Through your foray into the world of eCommerce, you may have heard of acronyms such as EAN, GTIN, SKU.
But just what do they mean?
As a newcomer, it can be confusing to have a whole new vocabulary to learn and understand.
Luckily, in this post, we’re going to focus on what ‘EAN’ is and how it affects your store.
By the end of this post, you’ll have a full understanding of what a European Article Numbering (EAN) code is, why we use it and where it’s most commonly used.
European article numbering code (EAN) is a unique way of identifying products in your inventory through a series of numbers and letters.
What is the European Article Numbering (EAN) code?
A European Article numbering code (EAN) is used to help build credibility for your eCommerce store.
It’s a series of letters and numbers in a unique order that helps identify specific products within your own inventory.
Your EAN code will be a 12 to 13 digit code accompanied by a barcode. Think of it like a fingerprint, where no two are the same.
In most cases, the EAN number and barcode will be presented on the packaging of the actual product.
Your EAN codes are usually scanned and read by a computer. (Think when they scan your shopping in the supermarket). In the case where the barcode is unable to be scanned, you are able to enter the number manually.
In general, EAN codes make it easier for suppliers, sellers, manufacturers, and consumers to:
- Search and find specific products
- Minimize the level of human error when it comes to processing products
- Creates a standardized system that does away with handwritten and often inconsistent information and labeling.
Why do we use European Article numbering (EAN) code?
One of the first things to understand is that not everyone who sells online will need an EAN code.
It refers to people who sell online to an audience within Europe. However, if you’re selling digital products (even to europe), you don’t need an EAN code.
If you do hope to sell your products within Europe, then you need to ensure each item has an EAN number.
Your manufacturer also needs to have EAN codes so that vendors can easily find and compare the products online.
If you dropship your products, then you can get in touch with your supplier to add EAN codes to your products themselves.
When you start implementing EAN codes, you increase the value of your products. This is because without EAN numbers it becomes increasingly harder for consumers to find the products they’re looking for. If you can improve the way a client sources and locates your products, you’ll appear more attractive than your competitive counterparts.
Although 10% of EAN codes are invalid, big marketplaces like Google and Amazon are making it harder to use invalid codes by making it mandatory to have EAN codes on all products sold on their platforms.
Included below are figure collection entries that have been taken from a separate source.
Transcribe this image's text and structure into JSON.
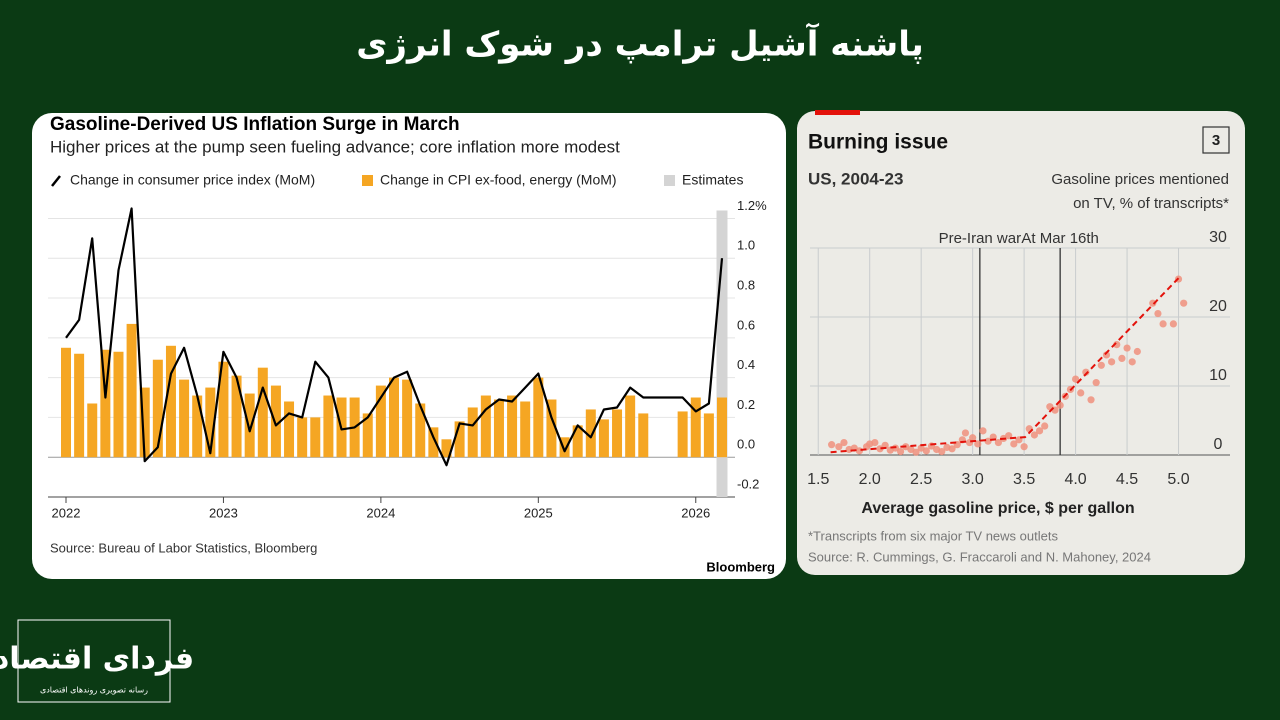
{
  "header": {
    "title": "پاشنه آشیل ترامپ در شوک انرژی"
  },
  "logo": {
    "name": "فردای اقتصاد",
    "tagline": "رسانه تصویری روندهای اقتصادی"
  },
  "chart_data": [
    {
      "type": "bar",
      "title": "Gasoline-Derived US Inflation Surge in March",
      "subtitle": "Higher prices at the pump seen fueling advance; core inflation more modest",
      "categories": [
        "2022",
        null,
        null,
        null,
        null,
        null,
        null,
        null,
        null,
        null,
        null,
        null,
        "2023",
        null,
        null,
        null,
        null,
        null,
        null,
        null,
        null,
        null,
        null,
        null,
        "2024",
        null,
        null,
        null,
        null,
        null,
        null,
        null,
        null,
        null,
        null,
        null,
        "2025",
        null,
        null,
        null,
        null,
        null,
        null,
        null,
        null,
        null,
        null,
        null,
        "2026",
        null,
        null
      ],
      "series": [
        {
          "name": "Change in consumer price index (MoM)",
          "color": "#000000",
          "kind": "line",
          "values": [
            0.6,
            0.69,
            1.1,
            0.3,
            0.94,
            1.25,
            -0.02,
            0.05,
            0.42,
            0.55,
            0.31,
            0.02,
            0.53,
            0.4,
            0.13,
            0.35,
            0.16,
            0.22,
            0.2,
            0.48,
            0.4,
            0.14,
            0.15,
            0.2,
            0.3,
            0.4,
            0.43,
            0.26,
            0.1,
            -0.04,
            0.17,
            0.16,
            0.24,
            0.29,
            0.28,
            0.35,
            0.42,
            0.2,
            0.03,
            0.16,
            0.1,
            0.24,
            0.25,
            0.35,
            0.3,
            0.3,
            0.3,
            0.3,
            0.23,
            0.27,
            1.0
          ]
        },
        {
          "name": "Change in CPI ex-food, energy (MoM)",
          "color": "#f5a623",
          "kind": "bar",
          "values": [
            0.55,
            0.52,
            0.27,
            0.54,
            0.53,
            0.67,
            0.35,
            0.49,
            0.56,
            0.39,
            0.31,
            0.35,
            0.48,
            0.41,
            0.32,
            0.45,
            0.36,
            0.28,
            0.2,
            0.2,
            0.31,
            0.3,
            0.3,
            0.22,
            0.36,
            0.4,
            0.39,
            0.27,
            0.15,
            0.09,
            0.18,
            0.25,
            0.31,
            0.29,
            0.31,
            0.28,
            0.4,
            0.29,
            0.1,
            0.16,
            0.24,
            0.19,
            0.24,
            0.31,
            0.22,
            null,
            null,
            0.23,
            0.3,
            0.22,
            0.3
          ]
        },
        {
          "name": "Estimates",
          "color": "#d4d4d4",
          "kind": "shade",
          "values": [
            null,
            null,
            null,
            null,
            null,
            null,
            null,
            null,
            null,
            null,
            null,
            null,
            null,
            null,
            null,
            null,
            null,
            null,
            null,
            null,
            null,
            null,
            null,
            null,
            null,
            null,
            null,
            null,
            null,
            null,
            null,
            null,
            null,
            null,
            null,
            null,
            null,
            null,
            null,
            null,
            null,
            null,
            null,
            null,
            null,
            null,
            null,
            null,
            null,
            null,
            1.24
          ]
        }
      ],
      "ylim": [
        -0.2,
        1.25
      ],
      "yticks": [
        -0.2,
        {
          "value": 0,
          "label": "0.0"
        },
        0.2,
        0.4,
        0.6,
        0.8,
        {
          "value": 1,
          "label": "1.0"
        },
        {
          "value": 1.2,
          "label": "1.2%"
        }
      ],
      "grid": true,
      "source": "Source: Bureau of Labor Statistics, Bloomberg",
      "brand": "Bloomberg"
    },
    {
      "type": "scatter",
      "title": "Burning issue",
      "badge": "3",
      "subtitle": "US, 2004-23",
      "ylabel": [
        "Gasoline prices mentioned",
        "on TV, % of transcripts*"
      ],
      "xlabel": "Average gasoline price, $ per gallon",
      "color": "#f0907c",
      "x": [
        1.63,
        1.7,
        1.75,
        1.8,
        1.85,
        1.9,
        1.97,
        2.0,
        2.05,
        2.1,
        2.15,
        2.2,
        2.25,
        2.3,
        2.35,
        2.4,
        2.45,
        2.5,
        2.55,
        2.6,
        2.65,
        2.7,
        2.75,
        2.8,
        2.85,
        2.9,
        2.93,
        2.97,
        3.0,
        3.05,
        3.1,
        3.15,
        3.2,
        3.25,
        3.3,
        3.35,
        3.4,
        3.45,
        3.5,
        3.55,
        3.6,
        3.65,
        3.7,
        3.75,
        3.8,
        3.85,
        3.9,
        3.95,
        4.0,
        4.05,
        4.1,
        4.15,
        4.2,
        4.25,
        4.3,
        4.35,
        4.4,
        4.45,
        4.5,
        4.55,
        4.6,
        4.75,
        4.8,
        4.85,
        4.95,
        5.0,
        5.05
      ],
      "values": [
        1.5,
        1.2,
        1.8,
        0.8,
        1.0,
        0.6,
        1.2,
        1.6,
        1.8,
        0.9,
        1.4,
        0.7,
        1.0,
        0.5,
        1.2,
        0.8,
        0.4,
        1.0,
        0.6,
        1.3,
        0.8,
        0.5,
        1.1,
        0.9,
        1.5,
        2.2,
        3.2,
        1.8,
        2.5,
        1.6,
        3.5,
        2.0,
        2.6,
        1.8,
        2.4,
        2.8,
        1.6,
        2.2,
        1.2,
        3.8,
        2.9,
        3.5,
        4.2,
        7.0,
        6.5,
        7.2,
        8.5,
        9.5,
        11.0,
        9.0,
        12.0,
        8.0,
        10.5,
        13.0,
        14.5,
        13.5,
        16.0,
        14.0,
        15.5,
        13.5,
        15.0,
        22.0,
        20.5,
        19.0,
        19.0,
        25.5,
        22.0
      ],
      "trend": {
        "color": "#e3120b",
        "x": [
          1.62,
          3.51,
          5.01
        ],
        "values": [
          0.4,
          2.6,
          25.8
        ]
      },
      "annotations": [
        {
          "text": "Pre-Iran war",
          "x": 3.07
        },
        {
          "text": "At Mar 16th",
          "x": 3.85
        }
      ],
      "xlim": [
        1.42,
        5.5
      ],
      "ylim": [
        0,
        30
      ],
      "xticks": [
        1.5,
        {
          "value": 2,
          "label": "2.0"
        },
        2.5,
        {
          "value": 3,
          "label": "3.0"
        },
        3.5,
        {
          "value": 4,
          "label": "4.0"
        },
        4.5,
        {
          "value": 5,
          "label": "5.0"
        }
      ],
      "yticks": [
        0,
        10,
        20,
        30
      ],
      "grid": true,
      "footnote": "*Transcripts from six major TV news outlets",
      "source": "Source: R. Cummings, G. Fraccaroli and N. Mahoney, 2024"
    }
  ]
}
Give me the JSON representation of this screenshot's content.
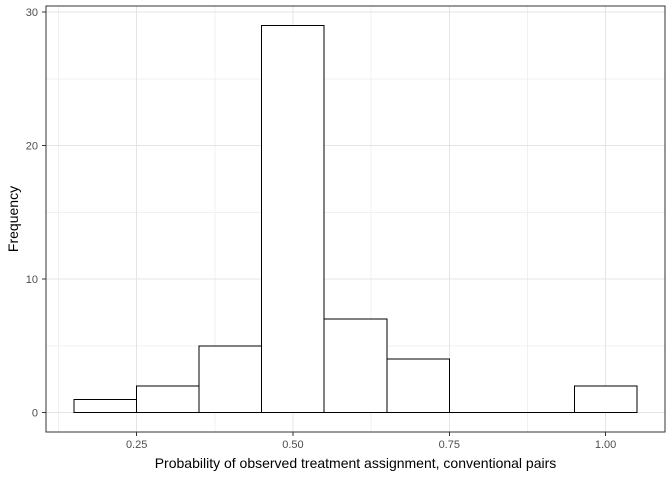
{
  "chart_data": {
    "type": "bar",
    "subtype": "histogram",
    "title": "",
    "xlabel": "Probability of observed treatment assignment, conventional pairs",
    "ylabel": "Frequency",
    "bin_edges": [
      0.15,
      0.25,
      0.35,
      0.45,
      0.55,
      0.65,
      0.75,
      0.85,
      0.95,
      1.05
    ],
    "counts": [
      1,
      2,
      5,
      29,
      7,
      4,
      0,
      0,
      2
    ],
    "total_n": 50,
    "xlim": [
      0.105,
      1.095
    ],
    "ylim": [
      -1.45,
      30.45
    ],
    "x_tick_values": [
      0.25,
      0.5,
      0.75,
      1.0
    ],
    "x_tick_labels": [
      "0.25",
      "0.50",
      "0.75",
      "1.00"
    ],
    "y_tick_values": [
      0,
      10,
      20,
      30
    ],
    "y_tick_labels": [
      "0",
      "10",
      "20",
      "30"
    ],
    "x_minor_gridlines": [
      0.125,
      0.375,
      0.625,
      0.875
    ],
    "y_minor_gridlines": [
      5,
      15,
      25
    ],
    "grid": true,
    "legend": "none",
    "colors": {
      "figure_bg": "#ffffff",
      "panel_bg": "#ffffff",
      "bar_fill": "#ffffff",
      "bar_stroke": "#000000",
      "grid_major": "#e4e4e4",
      "grid_minor": "#f0f0f0",
      "panel_border": "#333333",
      "tick": "#333333",
      "tick_label": "#4d4d4d",
      "axis_title": "#000000"
    }
  }
}
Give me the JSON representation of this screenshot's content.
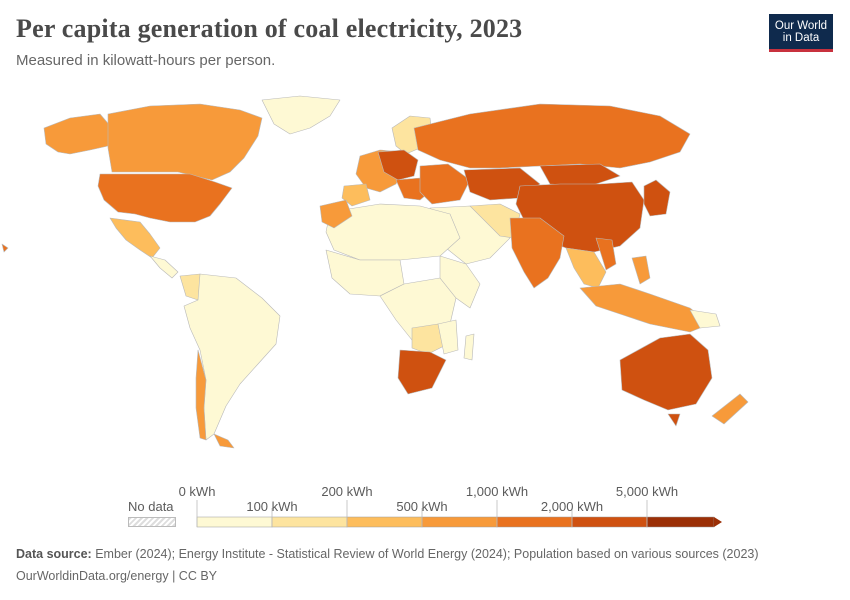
{
  "header": {
    "title": "Per capita generation of coal electricity, 2023",
    "subtitle": "Measured in kilowatt-hours per person."
  },
  "logo": {
    "line1": "Our World",
    "line2": "in Data"
  },
  "legend": {
    "no_data_label": "No data",
    "bins": [
      {
        "label_top": "0 kWh",
        "label_bottom": "100 kWh",
        "color": "#fef9d4"
      },
      {
        "label_top": "200 kWh",
        "label_bottom": "",
        "color": "#fde49f"
      },
      {
        "label_top": "",
        "label_bottom": "500 kWh",
        "color": "#fdbd5c"
      },
      {
        "label_top": "1,000 kWh",
        "label_bottom": "",
        "color": "#f79a3a"
      },
      {
        "label_top": "",
        "label_bottom": "2,000 kWh",
        "color": "#e9721f"
      },
      {
        "label_top": "5,000 kWh",
        "label_bottom": "",
        "color": "#cf5110"
      },
      {
        "label_top": "",
        "label_bottom": "",
        "color": "#9b2f06"
      }
    ],
    "tick_labels_top": [
      "0 kWh",
      "200 kWh",
      "1,000 kWh",
      "5,000 kWh"
    ],
    "tick_labels_bottom": [
      "100 kWh",
      "500 kWh",
      "2,000 kWh"
    ]
  },
  "map_colors": {
    "lowest": "#fef9d4",
    "low": "#fde49f",
    "mid_low": "#fdbd5c",
    "mid": "#f79a3a",
    "mid_high": "#e9721f",
    "high": "#cf5110",
    "very_high": "#9b2f06",
    "border": "#b9b9b9"
  },
  "footer": {
    "source_label": "Data source:",
    "source_text": "Ember (2024); Energy Institute - Statistical Review of World Energy (2024); Population based on various sources (2023)",
    "url_license": "OurWorldinData.org/energy | CC BY"
  }
}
So if you want to gain significant visibility on these marketplaces, and hope to sell within Europe, your products need to have an EAN code.
Where do we use European Article Numbering (EAN) code?
You usually use European Article Numbering codes (EAN) on products you want to standardize and sell online, or in store.
If you’re hoping to sell on Amazon, then you need an EAN number for your products.
Plenty of online vendors will allow you to buy an EAN code from them. However, the legitimate vendor is GS1.
GS1 offers a subscription model (although this does become costly for some sellers).
However, they have an annual fee to which you can use a set amount of numbers. The more numbers you need, the more money you’ll pay.
Do I need an EAN code?
We’ve looked at the reasons why you might need to have an EAN code as well as how you should go about acquiring one.
But are there any cases where you don’t need an EAN code?
First, if you’re not planning to sell within Europe, you don’t need an EAN code (but not there will be other codes that you will need to sell in other areas of the world.
Second, if you’re selling products in the crafts or art category, you also don’t need a barcode.
This doesn’t mean you can’t sell on online marketplaces, also. This is usually down to the fact that homemade art products are often bespoke.
In these cases, you can still sell on Amazon and Flipkart, provided you apply for a brand registry. You’ll need to present your trademark certificates and wait to be approved. Luckily, once approved, you can continue to sell.
Second, to that, you can apply for EAN exemption. This is also provided by Amazon and takes around a month to complete.
However, this process is only guaranteed for one month. Unlike brand registry, you need to continually apply each month that you hope to sell your products.
How many EAN codes you should get wildly depends on how many products you hope to sell. If you sell accessories with different colors and patterns, you will have to decide how many unique codes you need to get.
In the same way, within the apparel niche, you’ll need unique identifying numbers for each style pattern and size you’re selling.
If we want the world of eCommerce to be really effective, then we need to ensure there is a degree of standardization.
If each eCommerce vendor had their own numbering system, you’d find that many of the numbers from different vendors would conflict with each other. You’d have duplicate numbers and countless errors would ensue when it comes to returns and safe shipping.
This is why EAN and the other codes exist, to provide consumers (and retailers) with a degree of standardization that will lead to greater efficiencies.
By now, you should have a thorough understanding of what a European Article Numbering code and whether its use-case applies to you.
See if you could improve your business processes by implementing EAN codes!